Blue Jay (2016)
Director: Alex Lehmann | Runtime: 1h 20mins | Drama, Romance
When Jim (Mark Duplass) return to his hometown, he runs into former high school sweetheart Amanda (Sarah Paulson). They decide to catch up and waves of nostalgia lead the pair in reminiscing of what they once had and whether the lives they lead now are really what they wanted.
Since their 2005 independent hit The Puffy Chair the Duplass Brothers made a name for themselves for small, contained films exploring very real and human stories. Whether in their 2008 follow up Baghead or later works such as 2012’s The Do-Deca-Pentathlon they seem to focus on different aspects of love and the complicated nature of relationship, be it with partners or family, in a minimalistic but engaging way. Blue Jay is no different in this sense, but the clear inspiration from Linklater’s Before Sunrise and the experience gained from the previous films and 2 seasoned TV show allows the work to reach further. In this case, Jay stepped back giving Mark the solo screenwriting role, and brought in Alex Lehmann for his fiction feature debut.

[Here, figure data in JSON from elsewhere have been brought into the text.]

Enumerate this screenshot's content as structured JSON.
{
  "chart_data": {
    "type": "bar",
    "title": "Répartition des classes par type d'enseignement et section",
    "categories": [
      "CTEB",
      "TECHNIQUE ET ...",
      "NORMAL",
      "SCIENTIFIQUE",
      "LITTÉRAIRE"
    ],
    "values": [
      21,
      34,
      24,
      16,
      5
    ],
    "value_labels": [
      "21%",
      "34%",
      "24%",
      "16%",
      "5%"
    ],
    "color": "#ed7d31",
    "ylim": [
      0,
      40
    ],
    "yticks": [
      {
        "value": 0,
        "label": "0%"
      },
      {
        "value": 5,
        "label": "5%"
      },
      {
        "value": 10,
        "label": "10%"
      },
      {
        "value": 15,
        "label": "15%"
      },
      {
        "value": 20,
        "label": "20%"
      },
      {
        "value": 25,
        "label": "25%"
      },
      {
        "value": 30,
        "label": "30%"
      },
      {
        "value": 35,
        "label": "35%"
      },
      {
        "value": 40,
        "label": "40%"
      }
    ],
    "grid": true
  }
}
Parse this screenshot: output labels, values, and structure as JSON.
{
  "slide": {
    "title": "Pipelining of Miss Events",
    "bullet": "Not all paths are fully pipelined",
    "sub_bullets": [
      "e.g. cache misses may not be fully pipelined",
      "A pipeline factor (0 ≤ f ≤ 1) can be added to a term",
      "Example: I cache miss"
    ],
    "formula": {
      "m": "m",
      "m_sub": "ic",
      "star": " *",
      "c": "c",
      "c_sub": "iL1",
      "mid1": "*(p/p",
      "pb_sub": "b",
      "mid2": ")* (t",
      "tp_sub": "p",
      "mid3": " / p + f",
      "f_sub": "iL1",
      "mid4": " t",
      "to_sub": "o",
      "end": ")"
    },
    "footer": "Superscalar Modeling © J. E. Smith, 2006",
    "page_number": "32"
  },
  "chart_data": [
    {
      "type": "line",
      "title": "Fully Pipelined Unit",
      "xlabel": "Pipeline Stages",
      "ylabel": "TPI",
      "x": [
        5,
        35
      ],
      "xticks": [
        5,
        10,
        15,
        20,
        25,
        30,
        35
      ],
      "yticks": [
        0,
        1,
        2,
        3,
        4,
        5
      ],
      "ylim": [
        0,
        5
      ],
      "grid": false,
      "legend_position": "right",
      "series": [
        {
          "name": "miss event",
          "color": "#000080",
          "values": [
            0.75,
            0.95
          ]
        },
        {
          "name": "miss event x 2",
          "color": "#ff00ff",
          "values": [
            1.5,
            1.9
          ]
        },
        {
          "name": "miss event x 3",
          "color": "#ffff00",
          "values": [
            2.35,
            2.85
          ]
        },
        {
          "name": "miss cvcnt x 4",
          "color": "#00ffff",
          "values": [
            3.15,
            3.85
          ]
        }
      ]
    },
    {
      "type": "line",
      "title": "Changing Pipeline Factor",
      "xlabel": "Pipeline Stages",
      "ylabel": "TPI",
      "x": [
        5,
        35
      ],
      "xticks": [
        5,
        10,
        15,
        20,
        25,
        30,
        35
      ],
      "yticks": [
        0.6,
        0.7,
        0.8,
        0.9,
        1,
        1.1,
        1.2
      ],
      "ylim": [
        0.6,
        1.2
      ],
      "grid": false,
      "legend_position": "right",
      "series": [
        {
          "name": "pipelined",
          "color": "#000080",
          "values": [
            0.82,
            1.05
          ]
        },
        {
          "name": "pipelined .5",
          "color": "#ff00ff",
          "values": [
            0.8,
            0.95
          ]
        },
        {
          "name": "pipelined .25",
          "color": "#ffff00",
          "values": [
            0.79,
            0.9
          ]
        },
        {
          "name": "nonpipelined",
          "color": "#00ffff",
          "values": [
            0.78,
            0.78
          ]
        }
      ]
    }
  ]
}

With the aforementioned show and films each time a new Duplass Productions was released you felt them trying to widen their scope, every time expanding the story and characters. In Blue Jay, Mark Duplass stripped back all of this into an incredibly minimalistic look at two characters. There are a few others throughout, but these act as essentially cameos. He stars, much like most of the other Duplass directed/written films, and brings the awkward and stuttering nature he has come to capture so well. However, the star of the film is certainly Sarah Paulson who (until this) was yet to have a starring role, and absolutely shines. The nature of the Duplass films allows the actors to explore the script more freely than others might, which allows Paulson to really engage with her character Amanda. It may affect Mark a little too much however, sometimes his dialogue is a little clunky, but is very minor in comparison to the rest of the film.
The black and white style feeds into the nostalgic feel to the film, once they enter Jim’s house everything is about the past. Old t-shirts, tape recordings and diaries bring up everything from 20 years ago. The choice of filming is not only reflected in the colour palette but the cinematography as well, with very little establishing shots and few edits allowing the characters to flow on screen.
As we get to know Jim and Amanda more and the nature of their relationship we wonder why they aren’t together, especially as they explore how their lives aren’t quite as happy as they wanted them to be when they were young. It almost acts as a mystery, touchy topics and awkward reactions giving us small clues and hints into what happened, all leading to the reveal that hits with such emotional impact, not only testing the actors ability but giving the story depth.
There are a few moments of clunky dialogue and Mark Duplass’ more limited range than Paulson’s giving way (especially towards the end) but after the credits roll you’re left with contradicting feelings of happiness and melancholy, capturing a very natural relationship lost years before.